Postprzez Arya N wrz 27, 2009 17:58  Re: GP Singapuru 2009

Niezbyt podoba mi się ten tor, wyprzedzanie jest niemal niemożliwe (tzn. widziałam dwa: Raikkonena Buemim, który popełnił błąd oraz Nico na Jaime- w tym przypadku mamy przepaść w osiągach bolidów i doświadczeniu kierowców). Próba Sutila skońcyzła się tak jak widzieliśmy. Wyścig ratowało kolizje, rozpadające się bolidów i błędy kierowców. Ale i tak chiwlami omal nie usnęłam. Najbardziej kuriozalna była sytuacja, kiedy Sutil wlókł się za Algersuarim, gdy ten tracił po parę sekund na okrążeniu do Raikkonena i przerwa między nimi urosła do 30 s, a za Jaime utworzył się łańcuszek bolidów. Takie są tory uliczne, ten przynajmniej pięknie wygląda w nocy :razz:
Hamilton zrobił, co do niego należało i pojechał świetny wyścig. Błędy rywali mu to ułatwiły, ale zasłużył na zwycięstwo. Natomiast Kovalainen znów słabo, nawet jak na nr 2 zbyt dobry nie jest :|
Drugie miejsce Toyoty nieoczekiwane, tylko dzięki błędom rywali. Ale ich forma była niezła. Z Toyotą nigdy nie wiem, czego się spodziewać - nie widać, czy jakieś tory im szczególnie pasują, po formie w treningach też niewiele można wyczytać. Ale z tego drugiego miejsca to się cieszyli nawet bardziej niż McLaren i Hamilton ze zwycięstwa :grin:
Alonso też dostał podium w prezencie od Vettela i Rosberga, ale jechał bardzo dobrze. Nie wierzyłam w te zapowiedzi o podium, w sumie słusznie, bo w normalnych warunkach nie byłoby ich tam, ale jednak się udało.
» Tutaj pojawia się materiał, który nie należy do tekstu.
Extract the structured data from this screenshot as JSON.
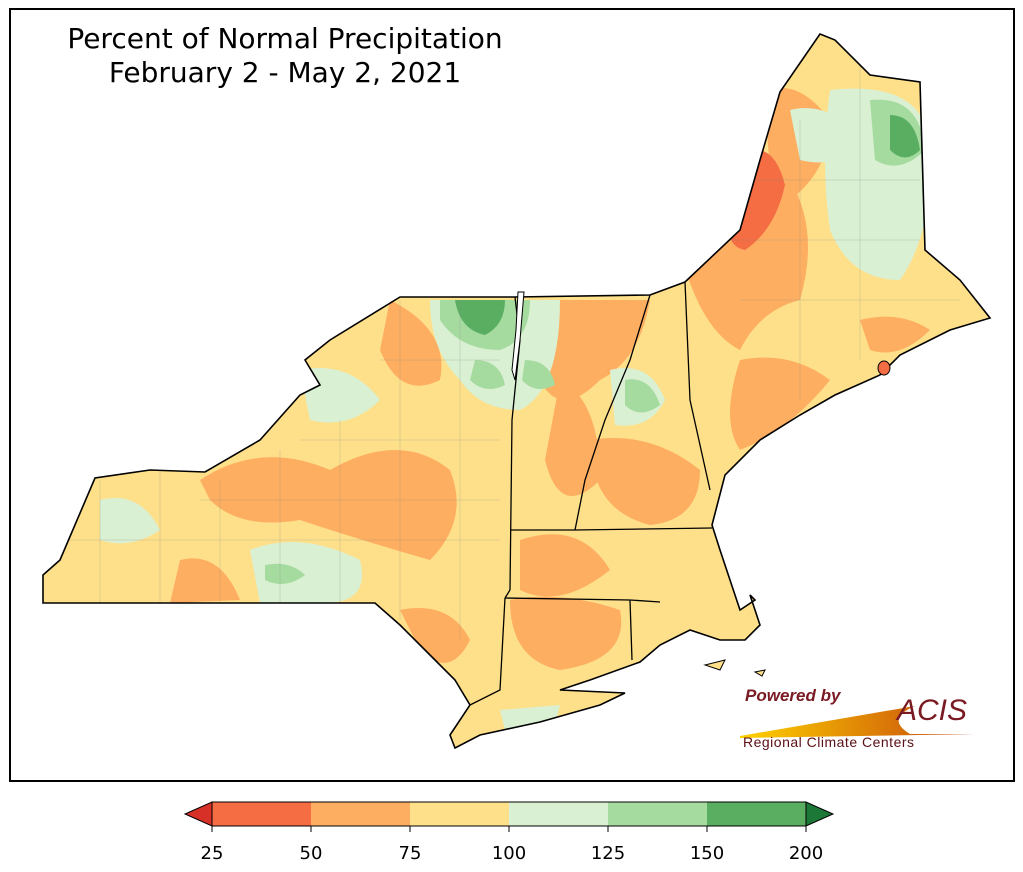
{
  "title": {
    "line1": "Percent of Normal Precipitation",
    "line2": "February 2 - May 2, 2021"
  },
  "logo": {
    "powered": "Powered by",
    "brand": "ACIS",
    "sub": "Regional Climate Centers"
  },
  "legend": {
    "ticks": [
      "25",
      "50",
      "75",
      "100",
      "125",
      "150",
      "200"
    ],
    "colors": [
      "#f46d43",
      "#fdae61",
      "#fee08b",
      "#d9f0d3",
      "#a6dba0",
      "#5aae61"
    ],
    "under_color": "#d73027",
    "over_color": "#1b7837"
  }
}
Zawsze jakaś otucha dla pokiereszowanego zespołu...
Dla Vettela nie był to dobry wyścig. Odrobił ledwie punkt do Buttona, musiałyby się dziać cuda, by odrobił 25 punktów w trzy wyścigi. Webber miał dzisiaj sporo pecha. Ogólnie, w klasyfikacji konstruktorów Red Bull jeszcze powiększył stratę.
Brawny byłoby chyba stać na więcej, gdyby nie słabe Q2 Jensona i kara oraz błąd Rubensa. Mimo to, zmierzają po mistrzowski tytuł. Button wyprzedził Barrichello w boksach i szansa na wyrównaną walkę pomiędzy nimi trochę się zmniejsza :|
BMW pomimo nowego, tak długo zapowiadanego pakietu cudów nie czyni. Ledwie punkcik Kubicy. Szkoda mi Nicka, Sutil zniszczył jego długi, ponad 40-wyścigowy maraton ukończonych wyścigów. Podczas gdy kartoteka wyścigów bez zwycięstwa nadal rośnie.
Williams - mieli taką okazję na dobry wynik, ale kierowcy zawiedli. Ogólnie uważam Rosberga za dobrego kierowcę, ale głupio nawalić w takim momencie... Na Nakajimę szkoda słów, on by chyba nawet Brawnem na początku sezonu punktów nie zdobył. Obawiam się, że może skończyć z taką piękną liczbą punktów, bo nie sądzę, aby któryś z następnych wyścigów był lepszy dla Williamsa niż Singapur.
Ferrari... Jak oni utrzymają trzecie miejsce w WCC, to się mocno zdziwię. Tyle wyścigów bez poprawiania bolidu to nie jest prosta sprawa. A Suzuka nie będzie raczej lepsza, tylko gorsza. Chociaż myślę, że Kimi mógł być dzisiaj wyżej, gdyby nie SC - mimo dużej ilości paliwa, tankował wcześniej, z np. Alonso, przez co utracił atut lekkiego bolidu. Szkoda, że nie dało się wyprzedzić Kazukiego, ale taki już urok tego toru. Fisico nadal nie najlepiej, jak widać prowadzenie rozbuchanych czarnych rumaków łatwe nie jest :grin:
Force India, tak jak myślałam, daleko... Ale Sutil spaprał sprawę z tym wyprzedzaniem. I to nie tylko sobie.
Sądzę, że Suzuka będzie dla nich lepsza.
Na ten rok koniec torów ulicznych! :-D Za tydzień powinno być już ciekawiej :grin:
#5 #7
Avatar użytkownika
Arya
 
Dołączył(a): Cz lip 23, 2009 20:40
Lokalizacja: Łódź
GG: 37788836

Postprzez Razor N wrz 27, 2009 18:09  Re: GP Singapuru 2009

Ja nie oglądałem końcówki i może mi ktoś powiedzieć co zrobił Webber?
A tak to : Brawo Lewis :) !!
Avatar użytkownika
Razor
 
Dołączył(a): Cz cze 21, 2007 9:38
Lokalizacja: Kłodawa

Postprzez michal2111 N wrz 27, 2009 18:10  Re: GP Singapuru 2009

:zzz: :zzz: :zzz: = Mój komentarz do wyścigu. Szczerze. Cudów się nie spodziewałem. I cudu nie doczekałem. Oceny:

1.Lewis Hamilton - zasłużona wygrana. Bezbłędnie cały wyścig.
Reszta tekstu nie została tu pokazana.